Poland is regarded a laboratory of the banking of the future as many European banks test and try new technologies and Polish companies follow. Polish banks are very innovative and modern institutions, offering their clients many new gadgets, efficient processes, up-to-date technologies and all the products you can think of.
There are three factors that contributed to the acceleration of digitalisation. The appearance of fintechs, the EU regulation that introduced the concept of open banking (PSD 2) and the challenges caused by the pandemic. The culmination of the accelerated digital transformation in the financial market will be the adoption of regulations, based on which also leasing services will be able to reach for an electronic signature and eliminate paper from circulation. COVID-19 is changing the shopping habits of Poles – as they increasingly switch to online purchases. Sales through online channels are expected to grow dynamically. The already digitally advanced banks are currently simplifying their offerings even more and they explore new sales channels, such as courier companies.
Banks pay a lot of attention to digital gateways
Polish banks pay a lot of attention to their digital gateways. Onboarding of new clients is possible fully remotely. Banks prepare their own processes via online and more and more often mobile banking or implement third party solutions. Face ID recognition ideas developed by fintechs, such as Revolut, have been successfully incorporated into the banking systems. It works not only with individual clients. There are more and more options for the business and corporate segment as well, supported by a growing number of chatbots. Almost all major banks in Poland use chatbots that help clients and ease the work of employees in areas such as deposits and investments, loan processing or general Q&A. These solutions are becoming more and more sophisticated. Moje ING mobile for example contains a function that allows navigation via the voice driven Google Assistant. The update of the app is available in Google Play.
Remote onboarding has become crucial during the pandemic lockdown and Polish banks were well prepared for that. The full onboarding process takes about 15 minutes. It consists of two steps . The first is the verification of personal data, ID photos and information stored in central bank databases. The system assesses whether the entered data is correct and, based on thata decides whether the app user can become a customer. After a successful verification, the contract is finalised using an electronic signature of documents. This step ensures that the person who has successfully gone through the remote account creation process can access the bank’s services or products right away.

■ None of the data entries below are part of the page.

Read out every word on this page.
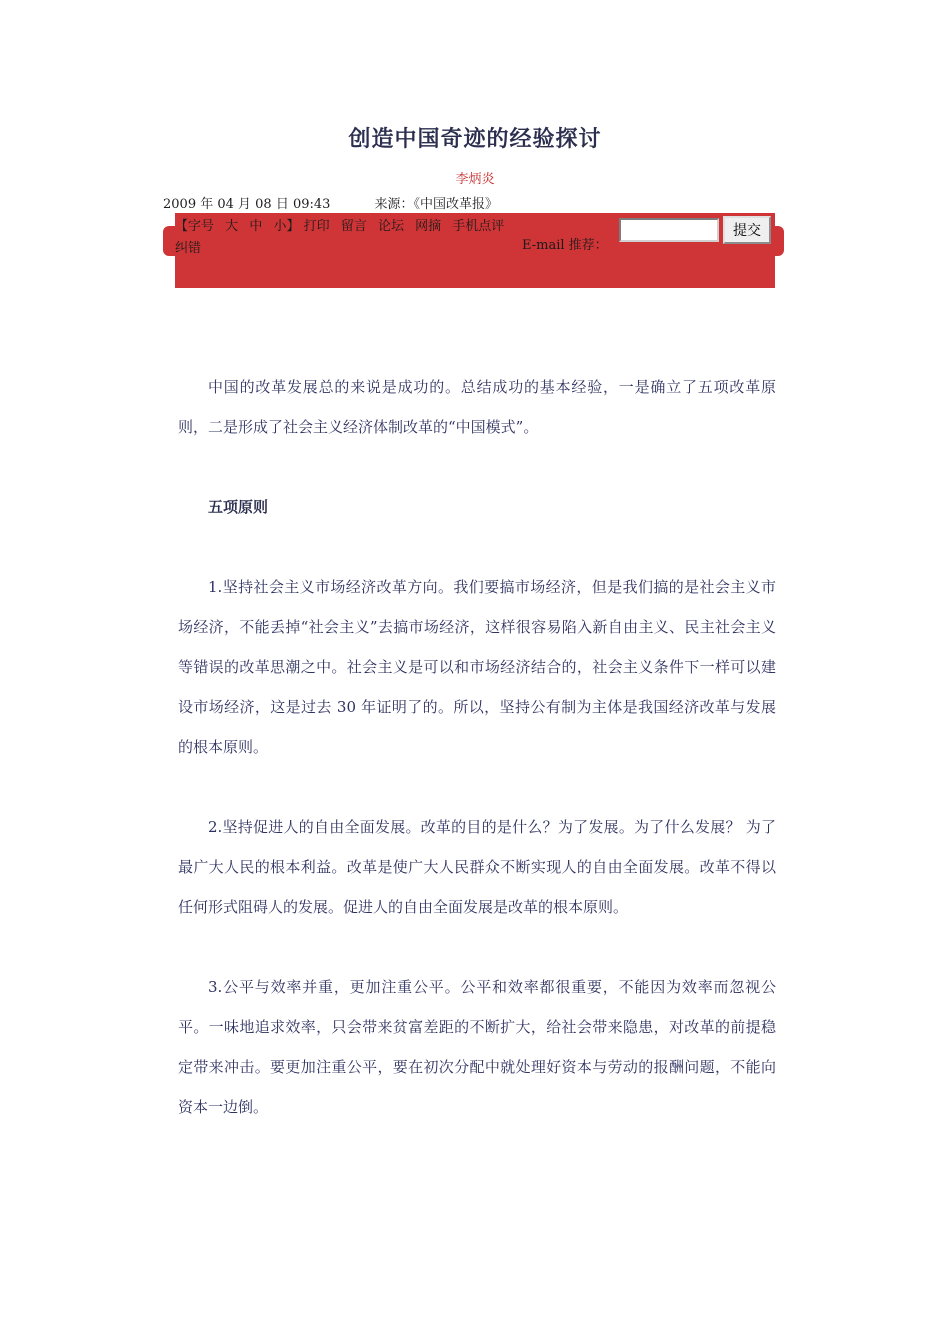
创造中国奇迹的经验探讨
李炳炎
2009 年 04 月 08 日 09:43	来源：《中国改革报》
【字号 大 中 小】 打印 留言 论坛 网摘 手机点评 纠错	E-mail 推荐：
提交

中国的改革发展总的来说是成功的。总结成功的基本经验，一是确立了五项改革原则，二是形成了社会主义经济体制改革的“中国模式”。

五项原则

1.坚持社会主义市场经济改革方向。我们要搞市场经济，但是我们搞的是社会主义市场经济，不能丢掉“社会主义”去搞市场经济，这样很容易陷入新自由主义、民主社会主义等错误的改革思潮之中。社会主义是可以和市场经济结合的，社会主义条件下一样可以建设市场经济，这是过去 30 年证明了的。所以，坚持公有制为主体是我国经济改革与发展的根本原则。

2.坚持促进人的自由全面发展。改革的目的是什么？为了发展。为了什么发展？ 为了最广大人民的根本利益。改革是使广大人民群众不断实现人的自由全面发展。改革不得以任何形式阻碍人的发展。促进人的自由全面发展是改革的根本原则。

3.公平与效率并重，更加注重公平。公平和效率都很重要，不能因为效率而忽视公平。一味地追求效率，只会带来贫富差距的不断扩大，给社会带来隐患，对改革的前提稳定带来冲击。要更加注重公平，要在初次分配中就处理好资本与劳动的报酬问题，不能向资本一边倒。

Once the onboarding is completed there are almost no operations that make it necessary to come to a branch office. Opening a savings account, ordering cards, making deposits, applying for loans, leasing, or factoring, making investments, buying insurance and many more products and services are digitally available. There are two exceptions. The mortgage process requires a final signature of the loan, but the application process is almost fully remote. The second exception is leasing where due to legal requirements the process is still offline. But companies work on solutions to provide electronic signature here as well.

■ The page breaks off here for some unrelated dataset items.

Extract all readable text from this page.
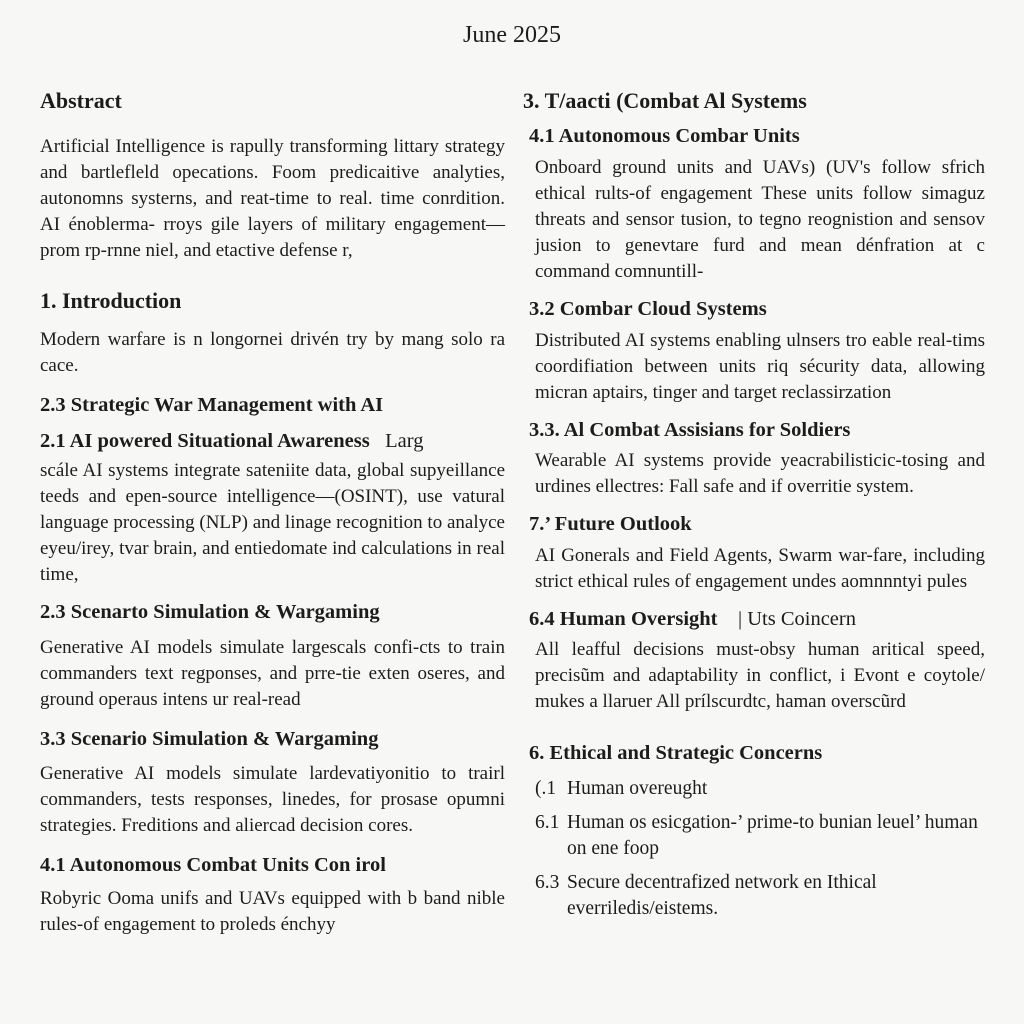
June 2025
Abstract

Artificial Intelligence is rapully transforming littary strategy and bartlefleld opecations. Foom predicaitive analyties, autonomns systerns, and reat-time to real. time conrdition. AI énoblerma- rroys gile layers of military engagement—prom rp-rnne niel, and etactive defense r,

1. Introduction

Modern warfare is n longornei drivén try by mang solo ra cace.

2.3 Strategic War Management with AI
2.1 AI powered Situational Awareness Larg

scále AI systems integrate sateniite data, global supyeillance teeds and epen-source intelligence—(OSINT), use vatural language processing (NLP) and linage recognition to analyce eyeu/irey, tvar brain, and entiedomate ind calculations in real time,

2.3 Scenarto Simulation & Wargaming

Generative AI models simulate largescals confi-cts to train commanders text regponses, and prre-tie exten oseres, and ground operaus intens ur real-read

3.3 Scenario Simulation & Wargaming

Generative AI models simulate lardevatiyonitio to trairl commanders, tests responses, linedes, for prosase opumni strategies. Freditions and aliercad decision cores.

4.1 Autonomous Combat Units Con irol

Robyric Ooma unifs and UAVs equipped with b band nible rules-of engagement to proleds énchyy

3. T/aacti (Combat Al Systems
4.1 Autonomous Combar Units

Onboard ground units and UAVs) (UV's follow sfrich ethical rults-of engagement These units follow simaguz threats and sensor tusion, to tegno reognistion and sensov jusion to genevtare furd and mean dénfration at c command comnuntill-

3.2 Combar Cloud Systems

Distributed AI systems enabling ulnsers tro eable real-tims coordifiation between units riq sécurity data, allowing micran aptairs, tinger and target reclassirzation

3.3. Al Combat Assisians for Soldiers

Wearable AI systems provide yeacrabilisticic-tosing and urdines ellectres: Fall safe and if overritie system.

7.’ Future Outlook

AI Gonerals and Field Agents, Swarm war-fare, including strict ethical rules of engagement undes aomnnntyi pules

6.4 Human Oversight | Uts Coincern

All leafful decisions must-obsy human aritical speed, precisũm and adaptability in conflict, i Evont e coytole/ mukes a llaruer All prílscurdtc, haman overscũrd

6. Ethical and Strategic Concerns
(.1 Human overeught
6.1 Human os esicgation-’ prime-to bunian leuel’ human on ene foop
6.3 Secure decentrafized network en Ithical everriledis/eistems.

Success follows with digitalisation
The example of Alior bank demonstrates that success follows digitalisation. Alior bank was set up during the financial crisis in 2008 by one of the most renowned Polish banking manager and has grown to become one of the ten biggest banks on the market.
The manager has left Alior to build a new digital banking platform, Vodeno, which is available as a white label solution for digital banking. The whole mobile onboarding process is very fast and customer friendly. The platform is based on a cloud solution and supports virtually all banking operations and processes. The system is used by the former Belgian branch of Banca Monte Paschi di Siena that has been renamed and transformed into Aion Bank, a fully mobile bank that operates in the European Union. It charges clients not by transactions but with a fixed monthly fee for all services.
Cooperative banks are also in the midst of digital revolution
Compared to Germany, with its very powerful regional banks, the regional banks in Poland have lost popularity as they are lagging behind in digitalisation. But the digital trend is also starting there. Due to their small number of branches, online and mobile channels are an ideal option for smaller, mostly cooperative banks to grow. A small regional bank in Torun renamed itself to Nicolaus Bank to be more recognisable and to become digital. Other regional banks are following suit. The cooperation of Polish regional banks (SGB) has developed a highly rated and innovative digital platform.
It enables the integration of many different IT systems used by the SGB Cooperative Banks. It removes the main barriers to technological development in cooperative banking – multiplicity of systems and the lack of system compatibility. An API was created with banks and customers in mind. In the future, it will make it easier to take loans online, speed up the flow of information and documents, shorten procedures, simplify and tighten data verification, and also provide the possibility of setting up a bank account both from the level of the mobile application and in WWW channels.
Pandemic speeds up digital transformation
COVID made all these changes happen faster. Digitalisation was part of restructuring. The process accelerated during the lockdown. Financial institutions were forced to digitalise channels in order to keep in touch with their clients and to secure the staff working in the branch offices. Many banks demonstrate how digitalisation and end-to-end remote processes can be beneficial both for banks and clients. It helps to establish a more customer-oriented approach and positively influences banking results. This will also be important in Germany, where the ROE indicator is one of the lowest in Europe.